Jakarta, Aktual.com – Ratusan nelayan mendukung gugatan terkait ekspor benur lobster agar diizinkan pemerintah, yang sedang berlangsung di Pengadilan Tinggi Tata Usaha Negara (PTUN) Jakarta.
“Dukungan tertulis itu disampaikan ratusan nelayan ke asosiasi, untuk mendukung temannya yang sedang menggugat,” kata kuasa hukum nelayan Happy Hayati Helmi dalam keterangan tertulis di Jakarta, Kamis (10/11).
Adapun penggugat yang maju adalah Didit Alnur Pramudita, Madroji Siswanto, Toton Sopyan, Ipik Taupik, Yayat Hidayat, Masriya, Samsul Rizal, Suhri Jalu, Arjani, dan Bambang Handoko.
Meski tidak masuk berkas gugatan, ratusan nelayan memberikan dukungan tertulis agar kasus itu menang.
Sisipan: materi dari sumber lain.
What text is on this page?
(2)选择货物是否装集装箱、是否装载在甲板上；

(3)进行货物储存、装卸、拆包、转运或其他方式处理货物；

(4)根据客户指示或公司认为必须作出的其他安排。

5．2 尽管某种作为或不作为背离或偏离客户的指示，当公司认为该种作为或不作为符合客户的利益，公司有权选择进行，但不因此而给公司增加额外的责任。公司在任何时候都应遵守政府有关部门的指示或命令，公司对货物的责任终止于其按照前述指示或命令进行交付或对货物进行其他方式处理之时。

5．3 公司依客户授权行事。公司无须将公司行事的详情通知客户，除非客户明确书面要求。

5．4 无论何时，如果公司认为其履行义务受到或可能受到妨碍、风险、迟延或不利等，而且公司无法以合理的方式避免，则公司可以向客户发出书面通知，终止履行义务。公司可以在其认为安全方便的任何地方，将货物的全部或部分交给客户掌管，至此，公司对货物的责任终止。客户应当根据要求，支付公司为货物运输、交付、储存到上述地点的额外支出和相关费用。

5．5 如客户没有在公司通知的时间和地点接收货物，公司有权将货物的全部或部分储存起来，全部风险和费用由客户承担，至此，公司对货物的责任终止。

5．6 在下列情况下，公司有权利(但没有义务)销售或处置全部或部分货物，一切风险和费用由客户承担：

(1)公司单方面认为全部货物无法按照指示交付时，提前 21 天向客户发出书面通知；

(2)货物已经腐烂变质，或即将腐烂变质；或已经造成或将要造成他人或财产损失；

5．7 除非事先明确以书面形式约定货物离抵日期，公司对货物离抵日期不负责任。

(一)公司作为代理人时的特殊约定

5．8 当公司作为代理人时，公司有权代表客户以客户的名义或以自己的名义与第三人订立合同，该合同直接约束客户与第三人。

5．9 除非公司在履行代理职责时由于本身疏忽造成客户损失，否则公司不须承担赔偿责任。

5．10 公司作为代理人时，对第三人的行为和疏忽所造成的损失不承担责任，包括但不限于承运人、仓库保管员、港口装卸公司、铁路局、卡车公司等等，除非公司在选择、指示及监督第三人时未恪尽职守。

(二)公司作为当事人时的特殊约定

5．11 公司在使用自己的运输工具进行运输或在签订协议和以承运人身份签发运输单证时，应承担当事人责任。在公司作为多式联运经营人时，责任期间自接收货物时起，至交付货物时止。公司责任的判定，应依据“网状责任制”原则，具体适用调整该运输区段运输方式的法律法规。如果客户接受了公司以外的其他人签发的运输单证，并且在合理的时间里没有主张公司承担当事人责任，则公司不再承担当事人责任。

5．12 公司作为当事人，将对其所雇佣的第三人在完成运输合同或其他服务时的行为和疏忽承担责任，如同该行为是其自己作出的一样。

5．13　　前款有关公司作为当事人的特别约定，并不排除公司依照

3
Jumlah dukungan ini masih terus bertambah.
“Ini memang serius, kami meminta untuk diberi kepastian hukum dalam bidang benur lobster,” ujar.
Happy berharap para nelayan bersatu mendukung gugatan itu. Saat ini pernyataan dukungan tertulis dikirimkan dari nelayan di pesisir selatan Jawa, seperti dari Lebak, Bayah, dan Sukabumi.
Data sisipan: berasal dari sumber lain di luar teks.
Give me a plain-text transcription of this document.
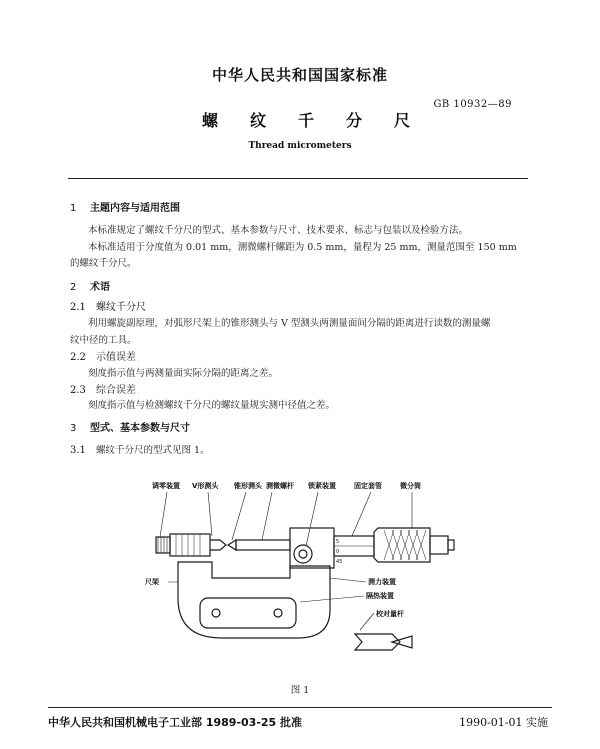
中华人民共和国国家标准
GB 10932—89
螺纹千分尺
Thread micrometers
1 主题内容与适用范围
本标准规定了螺纹千分尺的型式、基本参数与尺寸、技术要求、标志与包装以及检验方法。
本标准适用于分度值为 0.01 mm，测微螺杆螺距为 0.5 mm，量程为 25 mm，测量范围至 150 mm
的螺纹千分尺。
2 术语
2.1 螺纹千分尺
利用螺旋副原理，对弧形尺架上的锥形测头与 V 型测头两测量面间分隔的距离进行读数的测量螺
纹中径的工具。
2.2 示值误差
刻度指示值与两测量面实际分隔的距离之差。
2.3 综合误差
刻度指示值与检测螺纹千分尺的螺纹量规实测中径值之差。
3 型式、基本参数与尺寸
3.1 螺纹千分尺的型式见图 1。
5
0
45
调零装置 V形测头 锥形测头 测微螺杆 锁紧装置	固定套管	微分筒
尺架	测力装置
隔热装置
校对量杆
图 1
中华人民共和国机械电子工业部 1989-03-25 批准	1990-01-01 实施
“Kalau perlu dari seluruh Indonesia,” ujarnya.
Happy menilai larangan ekspor lobster membuat ratusan nelayan ketakutan. Apalagi mereka melihat di berbagai berita teman-temannya ditangkap dan diproses hukum karena menangkap dan menjual benur lobster.
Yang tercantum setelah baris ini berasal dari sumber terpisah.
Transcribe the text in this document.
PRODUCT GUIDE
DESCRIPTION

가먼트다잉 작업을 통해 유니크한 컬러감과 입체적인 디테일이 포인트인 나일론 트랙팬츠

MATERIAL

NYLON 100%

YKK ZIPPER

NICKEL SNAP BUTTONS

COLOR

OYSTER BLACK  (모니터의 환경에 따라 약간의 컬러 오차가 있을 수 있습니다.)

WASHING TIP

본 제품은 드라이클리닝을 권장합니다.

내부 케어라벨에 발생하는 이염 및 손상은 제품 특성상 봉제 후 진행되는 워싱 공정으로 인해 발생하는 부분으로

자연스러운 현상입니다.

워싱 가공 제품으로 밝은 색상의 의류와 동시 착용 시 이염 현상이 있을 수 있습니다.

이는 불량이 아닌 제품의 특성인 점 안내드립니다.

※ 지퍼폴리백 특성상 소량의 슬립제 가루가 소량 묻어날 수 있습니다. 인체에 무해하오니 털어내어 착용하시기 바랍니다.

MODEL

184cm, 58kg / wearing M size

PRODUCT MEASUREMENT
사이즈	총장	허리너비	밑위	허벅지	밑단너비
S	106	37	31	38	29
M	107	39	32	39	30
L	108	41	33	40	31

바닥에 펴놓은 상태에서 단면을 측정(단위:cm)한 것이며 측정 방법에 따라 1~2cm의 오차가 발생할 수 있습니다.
“Mereka melihat dari berita, nelayan ditangkap. Ketakutan ini menjadi kata kunci,” ungkapnya.
Oleh sebab itu, para nelayan meminta kepastian hukum atas hak asasi dalam mendapatkan pekerjaan dan penghidupan yang layak.
Para Nelayan itu mengajukan petitum yakni menyatakan tindakan pemerintahan berupa perbuatan tidak bertindak (Omission) Presiden Republik Indonesia yang tidak menerbitkan peraturan pemerintah sebagaimana diperintahkan oleh ketentuan Pasal 16 ayat (2) UU Perikanan merupakan Perbuatan Melanggar Hukum oleh badan dan/atau pejabat pemerintahan.
Menyatakan batal atau tidak sah tindakan pemerintahan berupa perbuatan tidak bertindak (Omission) Presiden Republik Indonesia yang tidak menerbitkan peraturan pemerintah sebagaimana diperintahkan oleh ketentuan Pasal 16 ayat (2) UU Perikanan, merupakan Perbuatan Melanggar Hukum oleh badan dan/atau pejabat pemerintahan.
Mewajibkan tergugat untuk menerbitkan Peraturan Pemerintah sebagaimana diperintahkan oleh ketentuan Pasal 16 ayat (2) UU Perikanan
Sementara itu, Pihak Kementerian Kelautan dan Perikanan (KKP) menilai gugatan itu prematur. Seharusnya, nelayan mengajukan notifikasi terlebih dahulu.
Pihak KKP menilai hal itu berlaku ketentuan Pasal 2 ayat (1) Peraturan Mahkamah Agung Nomor 6 Tahun 2018 yang menyatakan bahwa pengadilan berwenang menerima, memeriksa, memutus, dan menyelesaikan sengketa administrasi pemerintahan setelah menempuh upaya administratif.
Para penggugat sama sekali belum mengajukan upaya administratif kepada para tergugat. Sehingga beralasan bagi majelis hakim pada perkara a quo untuk menyatakan gugatan para penggugat premature.